The farmer carries the steel bucket to the milking parlour daily. While he’s milking, he’ll fill it up with creamy milk and run over at some point to bring it to the kitchen table. It’s laborious but like anything worthwhile, worth it. From here, I place the steel bucket into the pasteuriser and fill up around the bucket and plug it in. It takes about ten minutes to come to boiling and then comes the earth shattering buzz. Instinctively, at the hint of a tiny warning buzz, I get to the machine and switch it off. Then comes the glugging. A water hose is attached and milk it cooled. Glug, glug, glug, glug, glug. You might use the water coming out to wash the dishes or when it’s cool, water a couple of plants. Glug, glug, glug. It goes on for a while.
When it has cooled, I lift the stainless steel bucket out and start filling the jugs. I use a funnel to pour the milk into the thinner necked bottles and fill a few small jugs for the dinner table or fancy jug for a visitor. It’s messy.

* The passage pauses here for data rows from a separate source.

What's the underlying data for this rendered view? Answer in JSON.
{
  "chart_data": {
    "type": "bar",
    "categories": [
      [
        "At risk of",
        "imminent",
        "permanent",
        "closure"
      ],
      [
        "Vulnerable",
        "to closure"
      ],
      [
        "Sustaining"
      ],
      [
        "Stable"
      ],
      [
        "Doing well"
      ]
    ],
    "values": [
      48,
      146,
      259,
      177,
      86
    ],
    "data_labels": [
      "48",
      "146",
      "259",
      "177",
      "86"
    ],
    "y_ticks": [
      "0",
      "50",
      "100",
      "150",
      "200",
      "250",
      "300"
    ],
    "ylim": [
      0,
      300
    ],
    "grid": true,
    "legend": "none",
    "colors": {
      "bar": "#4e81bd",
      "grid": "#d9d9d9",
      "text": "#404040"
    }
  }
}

I’ve said it before and I’ll say it again, it’s a lucky thing I married a Dairy Farmer with my tendancy to produce sons, for my God, when I say I pasteurise milk daily, I pasteurise milk daily. One gallon a day. In their defense, I also use the milk to make bread, bechamels, yoghurts and any dish that I can liberally apply milk or indeed cream. It is gorgeous. It’s the only word to describe it. Gorgeous. When you pour the milk into the jugs you see the creamy content and it’s true, the cream does rise to the top. It’s an accustomed taste, because it tastes strongly of farm if you catch my drift. When the cows are on grass, really lovely June grass, it’s best, you can taste the lazy rumination of a Summer’s day. By November, when the cows are in, you can almost taste the strength of silage. And I love to open the fridge and see jugs of creamy fresh milk on the top shelf waiting for their culinary adventure or pour into a little boy’s glass.
It is the best part of the job. Watching the cows outside the window grazing on green grass, I am thankful for their milk and the abundance it brings to our dining table. We are very lucky indeed and I love our cows for that.